You might consider flavored waters like La Croix, San Pellegrino, and Bubly to be healthy drinks. Certainly these drinks are more nutritious than soda and energy drinks, right? Unfortunately, this may not be the case.

Flavored waters are like many other sugary beverages which are are typically acidic, as measured by their pH balance. Frequent consumption of acidic drinks can result in the weakening, softening, and erosion of tooth enamel.

Loss of tooth enamel can result in weak and sensitive teeth, and sensitive teeth make it harder to enjoy both cold and hot foods. Enamel erosion can also lead to dental decay if not treated properly.

Are Flavored Waters The Same As Sparkling?

Flavored waters are not the same as sparkling. Carbonation does not pose as much threat to tooth enamel as acidic flavorings do. Unflavored sparkling waters have shown to do little to no damage to teeth. For those reasons, flavored waters can be much more of a risk than unflavored sparkling beverages.

Is Flavored Water Better Than Soda?

Flavored water and sparkling waters are the lesser evil when it comes to sugary drinks. Sodas, energy drinks, and juices erode teeth enamel much faster than flavored water. Not to mention, these drinks typically have more sugar, additives, and empty calories.

How to Enjoy Sparkling Water Without Damaging Your Teeth

So, should you kick flavored waters out of your diet entirely? The short answer is: not necessarily. Fortunately, with enough moderation and mindfulness, you can still enjoy flavored and sparkling waters.

There isn’t a defined “safe amount” or a daily recommended dosage for flavored waters. Protecting your teeth from damage requires self-moderation and mindfulness. To help with this and get you started, we’ve come up with a list of tips.
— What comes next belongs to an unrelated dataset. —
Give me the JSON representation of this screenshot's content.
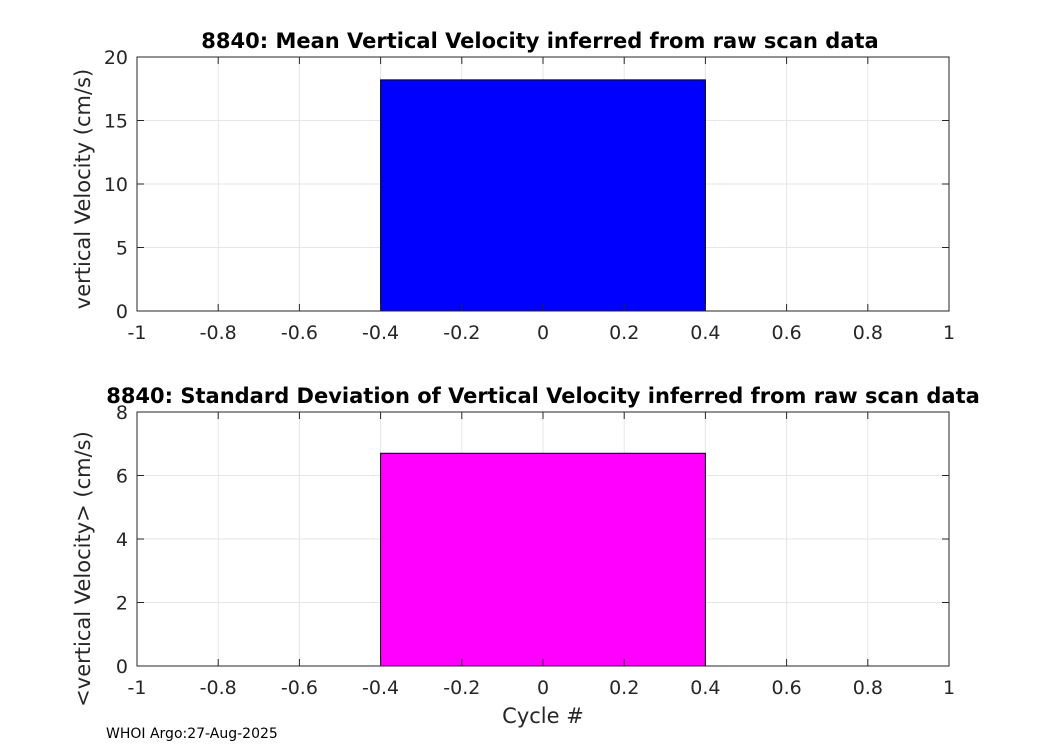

Don’t Use Flavored Water As a Primary Drink

Like all other sugary beverages, flavored water should be enjoyed in moderation. To prevent damage to your teeth, don’t make flavored water your primary drink. Switch out sparkling and flavored waters for regular H2O as often as possible.

Minimize Time Exposure

Minimize the time your teeth are exposed to acidity by avoiding holding in big gulps of flavored water before swallowing. Holding in acidic beverages exposes your teeth for more extended periods of time, resulting in more damage.

Don’t Brush Right After

Brushing right after a sugary drink seems like the perfect solution, right? Wrong! As stated earlier, sugary drinks weaken tooth enamel.
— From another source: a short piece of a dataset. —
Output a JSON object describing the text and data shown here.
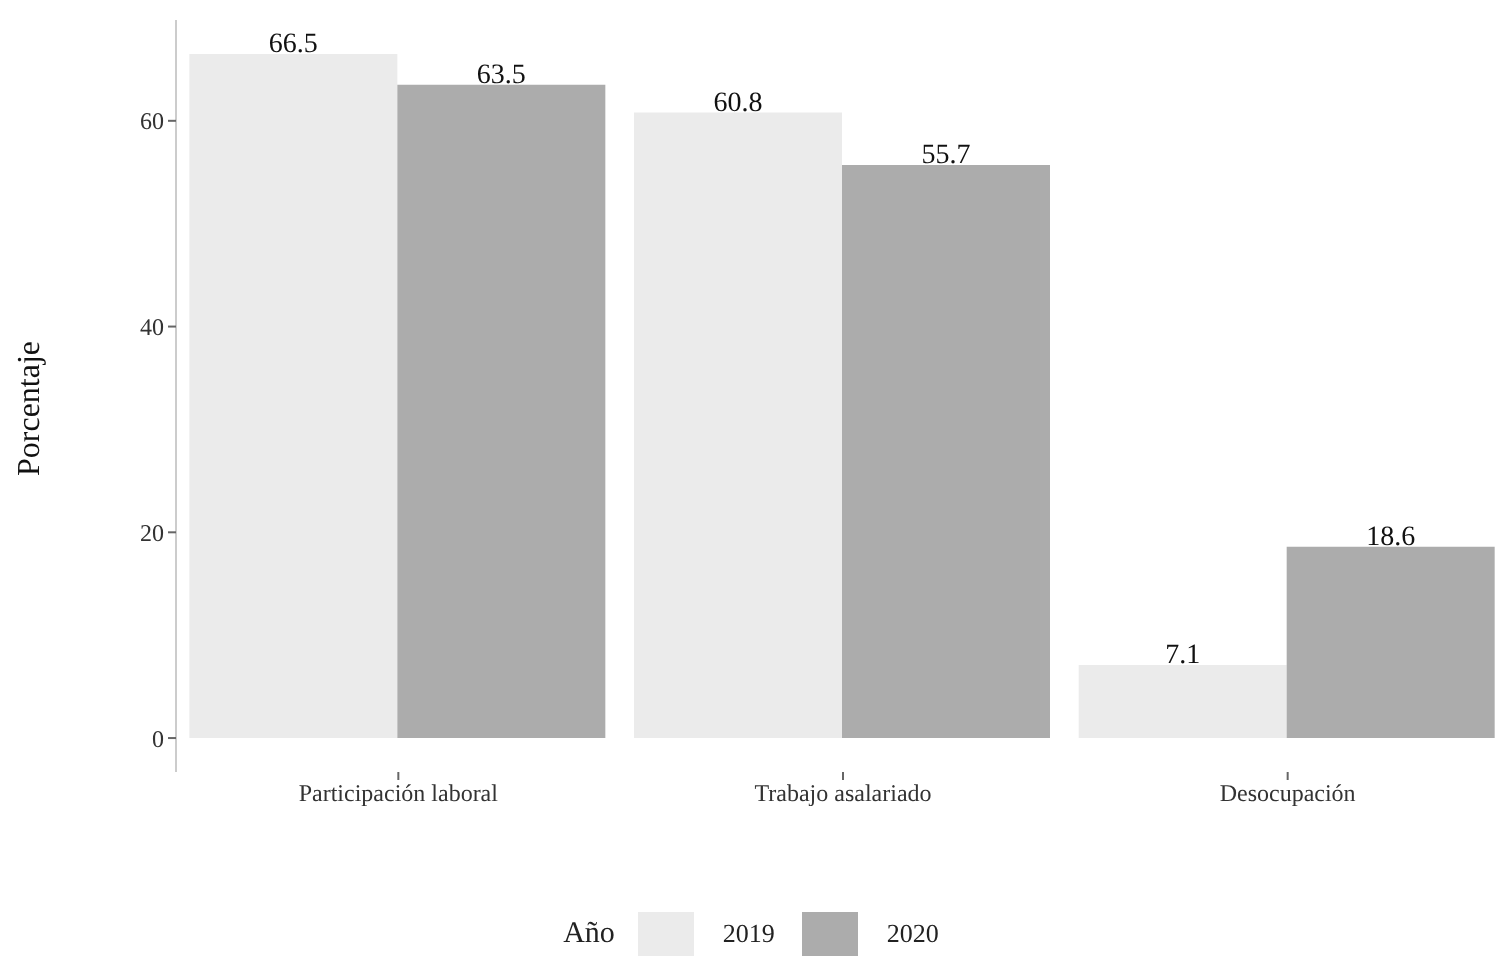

Brushing right after your teeth have been softened only adds to the erosion. For the best results, wait a little bit before brushing your teeth and use a soft-bristled toothbrush.

Use a Straw or Sipper

Many dentists recommend using a straw or sipper when consuming acidic beverages. This is because straws and sippers prevent sugary drinks from hitting our teeth directly.
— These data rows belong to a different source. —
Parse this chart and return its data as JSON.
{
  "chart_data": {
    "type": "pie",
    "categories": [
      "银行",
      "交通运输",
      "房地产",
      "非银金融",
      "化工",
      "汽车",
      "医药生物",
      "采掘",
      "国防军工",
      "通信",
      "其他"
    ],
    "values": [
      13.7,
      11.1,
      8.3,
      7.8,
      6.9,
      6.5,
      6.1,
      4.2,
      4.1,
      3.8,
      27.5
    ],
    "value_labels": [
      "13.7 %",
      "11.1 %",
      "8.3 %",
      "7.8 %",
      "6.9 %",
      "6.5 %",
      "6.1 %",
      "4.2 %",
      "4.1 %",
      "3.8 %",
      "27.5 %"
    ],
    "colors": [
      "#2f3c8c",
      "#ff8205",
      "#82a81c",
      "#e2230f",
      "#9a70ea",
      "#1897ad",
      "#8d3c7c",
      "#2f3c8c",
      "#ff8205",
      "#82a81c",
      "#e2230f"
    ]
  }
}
You can find great reusable water bottles with straws and sippers on Amazon for affordable prices. Some of our favorites are the Venture Pal Half Gallon (on Amazon) and the Simple Modern Tumbler (on Amazon).

Eat Calcium-Rich Foods

Flavored waters weaken tooth enamel and reduce calcium levels. Calcium is known to improve tooth strength, so it’s important to eat calcium-rich foods. Some calcium-rich foods can include milk, cheese, leafy greens, and beans.

Drink With a Meal

It’s best to drink flavored waters and other sugary beverages with meals. This is because eating stimulates the flow of acid-neutralizing saliva. Acid-neutralizing saliva helps protect our teeth and enamel from damage.

Following these tips is sure to lessen damage to your teeth. Practicing moderation and mindfulness will protect the health of your teeth over the long run.

So, What’s The Verdict? Should You Cut Out Flavored Waters?

Morning breakfast with lemon sparking water

Should you swear off flavored and sparkling waters for good? The short answer is: it’s probably unnecessary to cut out. With proper moderation, flavored waters don’t pose much of a threat to tooth enamel.

In fact, flavored waters are much better than sodas and other sugary beverages.

However, frequent consumption of acidic drinks can weaken teeth enamel. For those reasons, it’s best to practice moderation and mindfulness when consuming flavored waters. Avoid making this your primary source of hydration, don’t swish it around your mouth, and use a straw or sipper if you can.